Paul Brand, Minneapolis Star Tribune
Question: I own a 1997 Dodge 3500 pickup I bought used about 10 years ago, and this problem came with the truck. When it rains, water gets inside. It accumulates in the carpet in front of the front seats. In the past, I have had the windshield replaced and sealed and also sealed the roof-mounted amber lights — to no avail. A while back I took an awl and punched some holes in the floor on each side so the water will drain out. Although I’ve tried to dry the carpet, the bare metal under the dash is starting to rust and I’m fearful some of the electrical components will corrode. If I cover the cab from the rear of the doors to the middle of the hood, the water does not come in. What are the different possibilities I should investigate?
Answer: If it’s not the windshield, the most common source of water collecting on the front floors is a plugged drain for the HVAC evaporator housing. Rainwater enters from the fresh air vents at the base of the windshield and should drain out at the firewall behind the right front wheel. Punching holes in the steel floor probably wasn’t a good idea because it created openings in the painted surface allowing that evil rust to start. As far as drying out carpets, the biggest issue is the carpet padding, which can’t be dried out and should be replaced.
Check for a blockage in the condensate drain tube, which allows water to drain from the evaporator housing. Access is typically from underneath the vehicle at the firewall, so take all necessary safety precautions and use a flexible piece of small-diameter wire or cable to gently probe and clear the drain tube.
Q: My 1999 Porsche Boxster was in storage for over one month and now the battery is dead. To open the front hood to access the battery, local dealers suggested jumping the C3 fuse in the fuse box with a spare battery. I connected the positive to both terminals on the fuse and the negative to the door frame as suggested — but no luck. The dash lights came up faintly once the fuse was jumped but the hood release did not work.
A: I looked up Porsche’s emergency unlocking instructions in my Alldata database and find that you were on the right track by connecting battery voltage to both terminals of the C3 fuse. But there’s one more step in the instructions. With the driver door open and the jumper connected, use the key to lock and unlock the door. Once this is done, the hood release should work.
Q: We have a 2004 Chrysler 300M that has an intermittent problem with the background lights on the instrument panel. Sometimes the background lights for the speedometer and tachometer gauge will not come on in any position of the light switch. The background lights for the gas gauge, radiator temperature and clock always work. Of course, the dealership says it can’t fix the problem unless the lights are not working when the car is there. What can I do?

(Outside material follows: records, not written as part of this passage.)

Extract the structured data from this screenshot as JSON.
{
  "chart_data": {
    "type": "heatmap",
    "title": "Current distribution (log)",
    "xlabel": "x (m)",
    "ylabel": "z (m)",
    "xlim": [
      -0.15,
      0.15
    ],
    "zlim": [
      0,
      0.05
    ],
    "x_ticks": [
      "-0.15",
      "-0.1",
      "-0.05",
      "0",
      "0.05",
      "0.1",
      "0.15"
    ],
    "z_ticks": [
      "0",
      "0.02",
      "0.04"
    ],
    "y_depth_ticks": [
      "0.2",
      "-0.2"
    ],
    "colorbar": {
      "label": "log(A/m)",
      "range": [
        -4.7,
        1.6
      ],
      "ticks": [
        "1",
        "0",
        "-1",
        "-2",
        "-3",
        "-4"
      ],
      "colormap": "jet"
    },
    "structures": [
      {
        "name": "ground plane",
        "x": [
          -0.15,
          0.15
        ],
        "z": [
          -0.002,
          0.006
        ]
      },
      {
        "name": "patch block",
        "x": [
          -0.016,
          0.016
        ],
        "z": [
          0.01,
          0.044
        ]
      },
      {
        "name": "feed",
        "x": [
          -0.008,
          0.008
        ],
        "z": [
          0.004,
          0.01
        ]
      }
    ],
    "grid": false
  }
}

A: Ask the dealer to check service bulletin #08-022-03, which identifies intermittent outages or changes in dash illumination. It suggests, rather than replacing the headlight switch, that you access the switch harness and unplug and plug it in three times to clean the contacts, then apply dielectric grease to the terminals.
Note: Regarding the loss of power steering on a 2003 Suburban, thanks to Rick Brandt for this tip: “I have experienced these power steering ‘;come and go’ problems before on high-mileage GM vehicles. I have found a simple cleaning of the reluctor rings on the variable effort steering switch (VES) can solve the problem. The switch is on the steering shaft, either just inside the firewall or outside.”
Q: If the timing belt breaks in an interference engine, it will self-destruct. What advantage is gained by this design that outweighs the risk of engine damage if or when the belt fails?
A: This is an important topic because many engines can incur significant internal damage should an aging timing belt break. Automotive and light truck engines use either a chain, belt or, in rare cases, gears to synchronize the camshafts and crankshaft. A camshaft operates an engine’s valves, and the crankshaft transfers the up-and-down motion of the pistons and rods to the transmission, and ultimately to the wheels.
Belt-drive systems have been popular on overhead-cam engines because they’re inexpensive, quiet and lightweight. Chain-drive systems are making a comeback on many newer engines because they’re sturdier and longer-lasting than timing belts. An engine can have one, two or four camshafts.
Many engines are designed such that the valves can collide with each other or the top of the piston, should the belt or chain fail, and the cams and crankshaft lose synchronization. This is known as an interference engine, and is a compromise of performance and failure likelihood and consequences.
Engine performance is all about breathing and a higher-than-typical compression ratio. Superior breathing requires large valves that open deep into the combustion chamber and high compression means a smaller-than-typical combustion chamber. This means the valves may need to extend into the area swept by the piston, and that’s where interference may occur. The worst case I’ve heard was around $6,000 in damage to an engine due to a failed timing belt; in most cases it may be around half that or less.
Timing belts are highly durable, and failures are rare. Most automakers recommend belt renewal at around 145,000 to 195,000 kilometres to play it safe. Belt replacement can be a big job, with a cost between $500 to $1,000, as the water pump, belt tensioners and other parts are usually recommended to be replaced at the same time. This is prudent, as anything that’s driven by or contributes to belt tension could cause a failure that breaks or derails the belt. Obviously, a service item such as this should be a consideration when purchasing a used car.